Senin, 02 Juli 2018

Pada Usia Satu Tahun Anak: Bermain Bersama Teman


Pada tahun 2018 bulan Juni kemarin, Abdullah, anak kami, sudah memasuki usia satu tahunnya. Pada usia ini, sudah terlihat tanda-tanda terhadap keinginan bersosialisai dengan teman-temannya, baik yang sebaya maupun yang lebih tua. Jika sebelumnya dia hanya bisa melihat dan mengamati anak-anak yang lebih tua bermain, pada usia ini dia sudah ikut bermain. Ketika anak-anak teman kami datang ke rumah bermain di dalam kamar, misalnya, dia akan menarik tangan saya atau tangan orang yang lebih tua untuk menemaninya masuk ke kamar untuk turut serta bermain dengan teman yang lebih besar.

Apa sih yang harus dilakukan oleh orang tua untuk mendampingi perkembangan anak dengan keinginan sosialisasi yang mulai meningkat pada usia satu tahunnya?

Well, bermain bersama teman-temannya akan membuat anak belajar bersosialisai dengan orang lain. Secara langsung, si anak akan mulai belajar meminta dan memberi dengan orang lain. Dia juga akan mulai belajar tentang kepemilikan : ini punyaku, dan ini punyamu. Namun demikian, bermain dengan orang lain mungkin akan jadi sedikit ‘masalah’ bagi si anak pada usianya ini. Berbagi mainan adalah contoh kongkritnya. Kemauan untuk berbagi akan mulai bekerja ketika si anak memasuki usia dua tahun, tapi bukan jadi alasan untuk menghentikan kegiatan bermainnya dengan teman-temannya sebelum usia dua tahun. Meski masih dalam rentang usia satu tahunan, anak akan tetap menikmati bermain di sekitar teman-temannya, dan pada saat itulah dia mulai belajar bermain bersama.

Nah, saat bersosialisasi, kerap kali terjadi konflik dengan temannya. Karena anak belum bisa berekspresi dengan kata-kata ketika dia kecewa atau marah, maka biasanya anak akan mengekspresikannya dengan menendang, memukul, atau menangis.
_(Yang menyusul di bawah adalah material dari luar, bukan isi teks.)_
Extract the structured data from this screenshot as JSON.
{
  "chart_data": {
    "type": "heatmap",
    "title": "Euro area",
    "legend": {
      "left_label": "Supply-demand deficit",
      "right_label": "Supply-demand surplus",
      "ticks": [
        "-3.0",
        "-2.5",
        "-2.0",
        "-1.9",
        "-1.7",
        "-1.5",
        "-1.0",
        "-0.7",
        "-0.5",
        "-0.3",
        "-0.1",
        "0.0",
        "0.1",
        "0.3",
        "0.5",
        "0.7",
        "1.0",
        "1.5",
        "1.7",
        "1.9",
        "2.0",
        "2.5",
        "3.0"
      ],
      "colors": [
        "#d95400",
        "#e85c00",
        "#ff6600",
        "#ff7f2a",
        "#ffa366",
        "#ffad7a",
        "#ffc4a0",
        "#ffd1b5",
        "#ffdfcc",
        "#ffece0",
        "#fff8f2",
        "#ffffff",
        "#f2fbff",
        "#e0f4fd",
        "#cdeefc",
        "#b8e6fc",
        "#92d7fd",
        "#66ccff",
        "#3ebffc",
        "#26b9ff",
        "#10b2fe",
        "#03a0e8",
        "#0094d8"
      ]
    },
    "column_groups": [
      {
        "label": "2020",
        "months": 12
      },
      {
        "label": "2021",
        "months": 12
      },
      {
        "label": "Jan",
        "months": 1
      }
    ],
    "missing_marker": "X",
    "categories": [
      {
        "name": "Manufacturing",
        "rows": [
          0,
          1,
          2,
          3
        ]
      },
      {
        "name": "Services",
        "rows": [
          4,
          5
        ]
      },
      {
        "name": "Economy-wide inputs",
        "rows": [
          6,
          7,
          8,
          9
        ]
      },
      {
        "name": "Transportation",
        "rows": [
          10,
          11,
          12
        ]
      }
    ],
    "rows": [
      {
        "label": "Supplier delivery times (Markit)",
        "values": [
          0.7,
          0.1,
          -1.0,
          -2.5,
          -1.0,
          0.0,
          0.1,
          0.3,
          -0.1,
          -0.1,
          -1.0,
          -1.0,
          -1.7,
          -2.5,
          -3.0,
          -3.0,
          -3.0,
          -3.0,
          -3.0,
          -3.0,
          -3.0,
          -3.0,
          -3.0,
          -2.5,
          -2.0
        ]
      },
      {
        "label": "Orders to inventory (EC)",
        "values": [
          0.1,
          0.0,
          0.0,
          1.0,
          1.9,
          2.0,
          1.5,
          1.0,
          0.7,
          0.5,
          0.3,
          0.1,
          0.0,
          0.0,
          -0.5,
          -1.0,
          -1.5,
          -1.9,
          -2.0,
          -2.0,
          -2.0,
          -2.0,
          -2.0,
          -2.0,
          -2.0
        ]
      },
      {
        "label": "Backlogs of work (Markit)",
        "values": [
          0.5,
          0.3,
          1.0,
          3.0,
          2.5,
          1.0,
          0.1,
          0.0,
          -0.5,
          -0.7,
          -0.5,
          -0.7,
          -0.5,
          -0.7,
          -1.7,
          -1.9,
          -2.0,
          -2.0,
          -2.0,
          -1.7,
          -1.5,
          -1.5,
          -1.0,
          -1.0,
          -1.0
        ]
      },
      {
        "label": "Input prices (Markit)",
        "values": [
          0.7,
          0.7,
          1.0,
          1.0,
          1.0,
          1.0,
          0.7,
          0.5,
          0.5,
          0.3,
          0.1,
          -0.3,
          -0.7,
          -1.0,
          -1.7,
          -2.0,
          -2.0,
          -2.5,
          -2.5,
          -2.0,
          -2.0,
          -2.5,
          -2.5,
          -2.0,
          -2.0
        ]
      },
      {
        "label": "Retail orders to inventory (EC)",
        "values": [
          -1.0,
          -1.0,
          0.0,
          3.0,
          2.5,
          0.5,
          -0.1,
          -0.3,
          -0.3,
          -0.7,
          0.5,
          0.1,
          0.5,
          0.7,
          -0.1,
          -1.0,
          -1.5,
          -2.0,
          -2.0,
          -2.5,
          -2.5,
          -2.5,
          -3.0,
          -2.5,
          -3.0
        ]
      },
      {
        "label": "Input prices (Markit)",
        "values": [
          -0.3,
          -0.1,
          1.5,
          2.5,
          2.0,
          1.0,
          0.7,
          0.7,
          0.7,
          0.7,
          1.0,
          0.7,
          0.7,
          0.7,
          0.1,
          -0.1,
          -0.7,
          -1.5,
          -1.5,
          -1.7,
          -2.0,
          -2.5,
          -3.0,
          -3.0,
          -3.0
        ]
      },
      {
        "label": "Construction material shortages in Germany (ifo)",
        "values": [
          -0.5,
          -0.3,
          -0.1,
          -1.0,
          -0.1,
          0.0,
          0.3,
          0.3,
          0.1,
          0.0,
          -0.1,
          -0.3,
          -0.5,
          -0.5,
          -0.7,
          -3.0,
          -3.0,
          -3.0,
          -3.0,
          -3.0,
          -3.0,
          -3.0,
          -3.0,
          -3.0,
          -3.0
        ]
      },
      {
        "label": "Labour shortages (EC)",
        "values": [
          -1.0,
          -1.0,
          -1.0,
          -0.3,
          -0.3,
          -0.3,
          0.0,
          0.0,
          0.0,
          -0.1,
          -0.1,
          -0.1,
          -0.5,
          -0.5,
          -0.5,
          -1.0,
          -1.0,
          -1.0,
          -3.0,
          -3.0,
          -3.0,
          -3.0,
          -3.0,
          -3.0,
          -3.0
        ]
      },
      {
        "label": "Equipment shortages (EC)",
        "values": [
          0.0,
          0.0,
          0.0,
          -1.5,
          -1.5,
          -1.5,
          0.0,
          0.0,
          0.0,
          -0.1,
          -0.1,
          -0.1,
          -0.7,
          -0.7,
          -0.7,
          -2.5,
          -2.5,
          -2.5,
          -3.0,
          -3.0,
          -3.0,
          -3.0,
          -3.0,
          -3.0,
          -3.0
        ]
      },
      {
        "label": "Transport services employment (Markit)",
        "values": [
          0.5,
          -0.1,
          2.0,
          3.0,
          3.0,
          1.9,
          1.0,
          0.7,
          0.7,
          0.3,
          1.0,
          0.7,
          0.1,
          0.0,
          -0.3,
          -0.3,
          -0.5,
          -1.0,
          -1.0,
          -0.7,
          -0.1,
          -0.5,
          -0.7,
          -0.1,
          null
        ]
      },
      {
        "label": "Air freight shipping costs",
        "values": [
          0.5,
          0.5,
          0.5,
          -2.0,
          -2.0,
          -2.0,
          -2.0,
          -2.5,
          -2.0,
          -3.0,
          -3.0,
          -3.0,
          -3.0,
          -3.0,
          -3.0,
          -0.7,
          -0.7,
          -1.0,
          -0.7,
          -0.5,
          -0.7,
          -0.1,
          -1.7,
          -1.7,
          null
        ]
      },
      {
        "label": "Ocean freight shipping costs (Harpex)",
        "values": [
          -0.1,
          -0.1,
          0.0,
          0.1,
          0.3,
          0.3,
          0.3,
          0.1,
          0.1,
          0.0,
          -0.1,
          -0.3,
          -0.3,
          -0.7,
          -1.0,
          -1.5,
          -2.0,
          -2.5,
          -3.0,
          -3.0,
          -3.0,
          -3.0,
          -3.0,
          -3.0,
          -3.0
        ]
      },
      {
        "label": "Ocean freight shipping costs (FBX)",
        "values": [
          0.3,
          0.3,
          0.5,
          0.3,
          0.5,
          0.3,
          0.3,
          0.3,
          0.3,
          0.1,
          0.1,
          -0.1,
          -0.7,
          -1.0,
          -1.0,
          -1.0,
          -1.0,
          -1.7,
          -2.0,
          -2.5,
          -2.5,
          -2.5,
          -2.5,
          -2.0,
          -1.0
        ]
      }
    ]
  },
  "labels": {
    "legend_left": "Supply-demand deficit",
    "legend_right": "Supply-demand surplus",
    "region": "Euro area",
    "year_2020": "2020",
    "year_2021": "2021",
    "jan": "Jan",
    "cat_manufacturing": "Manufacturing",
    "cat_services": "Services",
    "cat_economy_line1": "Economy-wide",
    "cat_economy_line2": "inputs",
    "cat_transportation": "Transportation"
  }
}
Tidak ada satu pun orang tua yang bahagia ketika anak melakukan hal-hal tersebut, baik dia dipukul atau pun yang memukul. Akan tetapi, bukan tindakan bijak ketika dia dipukul dan kita membiarkan atau bahkan menyuruhnya membalas dengan memukul kembali, meskipun tujuannya untuk memberi efek jera agar anak yang memukul merasakan bagaimana sakitnya dipukul. Karena dengan cara itu, anak akan mengambil kesimpulan bahwa tindakan-tindakan membalas seperti itu (memukul, menendang, menggigit, mencakar dan sebagainya) akan diperbolehkan jika dia sudah besar atau lebih kuat nanti.

Solusinya adalah lebih baik memberi pemahaman ke anak, bahkan jika dia masih satu tahun, bahwa melakukan tindakan kekerasan kepada teman atau keluarga, itu tidak boleh karena akan membuat sakit. Kalau saya sendiri, ketika anak saya dipukul oleh temannya yang lebih besar, saya lebih memilih untuk membawanya menyingkir sementara waktu dengan teman-temannya, lalu bermain bersama saya berdua saja. Setelah dia sudah tidak sedih lagi, saya akan membawanya kembali bermain bersama, dengan lebih hati-hati mendampinginya. Ini agar anak saya tidak merasa trauma bermain bersama teman-temannya.

Nah, ada juga kondisi ketika anak saya memukul temannya. Sebenarnya, maksudnya mungkin mau menyapa, tapi karena belum bisa berekspresi dengan baik, maka kadang dia mencakar temannya. Pada saat itu terjadi, saya juga akan memberi jarak pada anak saya dengan temannya. Dengan menjauhkannya sementara, saya bermaksud mengajarkan bahwa tindakan itu tidak dibolehkan.

Kemudian, sebagai orang tua, ketika anak sudah bermain dengan baik bersama teman-temannya, jangan lupa mengapresiasi usahanya. Memberikan pujian bahwa dia sudah pandai bermain, akan membuatnya bahagia dan menikmati permainannya di kali berikutnya.